1. General provisions
1.1. This Privacy Policy governs the principles concerning the collection, processing and storage of personal data. Personal data are collected, processed and stored by the data controller Aastakäik OÜ (hereinafter referred to as the Data Controller).
1.2. For the purposes of this Privacy Policy, the Data Subject is a client or another natural person whose personal data are processed by the Data Controller.
1.3. For the purposes of this Privacy Policy, a client is anyone who buys goods or services from the Data Controller.
1.4. The Data Controller shall comply with the principles of data processing set out in legislation, inter alia, the Data Controller shall process personal data lawfully, fairly and securely. The Data Controller is able to confirm that personal data are processes as provided in legislation.
2. Collection, processing and storage of personal data
2.1. The personal data collected, processed and stored by the Data Controller are collected electronically, mainly through the website and e-mail.
2.2. By sharing their personal data, the Data Subject grants the Data Controller the right to collect, arrange, use and manage, for the purposes defined in the Privacy Policy, the personal data that the Data Subject directly or indirectly shares with the Data Controller when purchasing goods or services.
2.3. The Data Subject is responsible for making sure that the data they provide are accurate, correct and complete. Knowingly providing false information is considered a violation of the Privacy Policy.

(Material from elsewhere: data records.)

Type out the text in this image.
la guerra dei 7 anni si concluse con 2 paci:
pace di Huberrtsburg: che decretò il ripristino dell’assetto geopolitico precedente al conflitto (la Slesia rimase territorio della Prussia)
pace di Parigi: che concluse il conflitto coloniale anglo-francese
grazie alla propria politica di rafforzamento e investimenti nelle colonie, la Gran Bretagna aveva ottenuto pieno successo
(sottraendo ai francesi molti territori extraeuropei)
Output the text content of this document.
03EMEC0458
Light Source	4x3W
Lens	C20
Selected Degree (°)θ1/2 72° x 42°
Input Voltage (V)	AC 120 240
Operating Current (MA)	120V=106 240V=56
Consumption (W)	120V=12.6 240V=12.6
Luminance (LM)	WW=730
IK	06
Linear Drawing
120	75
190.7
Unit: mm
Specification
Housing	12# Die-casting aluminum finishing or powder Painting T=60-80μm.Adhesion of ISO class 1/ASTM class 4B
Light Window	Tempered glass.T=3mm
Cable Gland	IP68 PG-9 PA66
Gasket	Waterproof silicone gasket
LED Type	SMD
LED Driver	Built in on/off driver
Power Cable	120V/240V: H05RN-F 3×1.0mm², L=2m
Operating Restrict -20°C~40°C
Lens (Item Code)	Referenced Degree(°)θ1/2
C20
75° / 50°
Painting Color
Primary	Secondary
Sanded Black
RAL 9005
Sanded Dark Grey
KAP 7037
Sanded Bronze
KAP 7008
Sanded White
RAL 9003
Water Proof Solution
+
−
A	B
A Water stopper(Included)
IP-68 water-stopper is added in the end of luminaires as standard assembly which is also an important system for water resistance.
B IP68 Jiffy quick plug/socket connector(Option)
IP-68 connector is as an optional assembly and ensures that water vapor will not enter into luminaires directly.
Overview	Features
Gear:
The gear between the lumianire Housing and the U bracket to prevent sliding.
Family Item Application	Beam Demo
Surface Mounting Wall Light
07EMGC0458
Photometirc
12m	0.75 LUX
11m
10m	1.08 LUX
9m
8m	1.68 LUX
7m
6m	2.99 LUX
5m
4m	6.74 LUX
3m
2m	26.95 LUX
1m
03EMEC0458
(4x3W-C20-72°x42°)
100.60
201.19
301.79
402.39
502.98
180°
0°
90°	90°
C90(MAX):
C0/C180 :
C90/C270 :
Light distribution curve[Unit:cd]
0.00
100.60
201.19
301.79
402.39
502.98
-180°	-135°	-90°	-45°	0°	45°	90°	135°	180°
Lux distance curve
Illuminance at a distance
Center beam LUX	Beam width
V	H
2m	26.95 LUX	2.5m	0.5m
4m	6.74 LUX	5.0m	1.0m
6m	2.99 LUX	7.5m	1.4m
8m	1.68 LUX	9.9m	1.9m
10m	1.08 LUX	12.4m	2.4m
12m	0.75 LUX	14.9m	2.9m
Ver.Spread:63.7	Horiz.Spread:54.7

The Data Subject is obliged to inform the Data Controller immediately of any changes to the data provided.
2.4. The Data Controller is not liable for any damage caused to the Data Subject or third persons as a result of false data submitted by the Data Subject.
3. Processing of client’s personal data
3.1. The Data Controller may process the following personal data of the Data Subject:
3.1.1. first name and surname;
3.1.2. phone number;
3.1.3. e-mail address;
3.1.4. object address;
3.2. In addition to the above, the Data Controller has the right to collect data about the client that are available via public registers.
3.3. The legal basis for processing personal data is Article 6(1)(a), (b), (c) and (f) of the General Data Protection Regulation:
1. a) the Data Subject has given consent to the processing of their personal data for one or more specific purposes;
2. b) processing is necessary for the performance of a contract to which the Data Subject is party or in order to take steps at the request of the Data Subject prior to entering into a contract;
3. c) processing is necessary for compliance with a legal obligation to which the controller is subject;
4. f) processing is necessary for the purposes of the legitimate interests pursued by the controller or by a third party, except where such interests are overridden by the interests or fundamental rights and freedoms of the Data Subject which require protection of personal data, in particular where the Data Subject is a child.
3.4. Processing of personal data based on the purposes of the processing:
3.4.1. Purpose of processing – security
Maximum period of retention of personal data – in accordance with the time limits specified by the law
3.4.2. Purpose of processing – to process the order
Maximum period of retention of personal data – the company’s period of operation
3.4.3. Purpose of processing – client management
Maximum period of retention of personal data – the company’s period of operation
3.4.4. Purpose of processing – financial activities, accounting
Maximum period of retention of personal data – in accordance with the time limits specified by the law
3.5. The Data Controller has the right to share client’s personal data with third persons, such as processors, accountants, transport and courier companies.
3.6. When processing and storing the personal data of a Data Subject, the Data Controller shall take organisational and technical measures to ensure the protection of personal data against accidental or unlawful destruction, alteration, disclosure and any other unlawful processing.
4. Data Subject’s rights
4.1. The Data Subject has the right to access and examine their personal data.
4.2. The Data Subject has the right to get information about the processing of their personal data.
4.3. The Data Subject has the right to complete or amend inaccurate data.
4.4. If the Data Controller is processing the Data Subject’s personal data on the basis of the Data Subject’s consent, the Data Subject has the right to withdraw their consent at any time.
4.5. To exercise their rights, the Data Subject can contact the company at info@aastakaik.ee
4.6. The Data Subject has the right to lodge a complaint with the Data Protection Inspectorate to protect their rights.
5. Final provisions
5.1. These data protection terms have been prepared in line with Regulation (EU) 2016/679 of the European Parliament and of the Council on the protection of natural persons with regard to the processing of personal data and on the free movement of such data, and repealing Directive 95/46/EC (General Data Protection Regulation), the Personal Data Protection Act of the Republic of Estonia and legislation of the European Union.
5.2. The Data Controller has the right to amend the data protection terms in whole or in part by informing data subjects about such amendments through the website www.aastakaik.ee.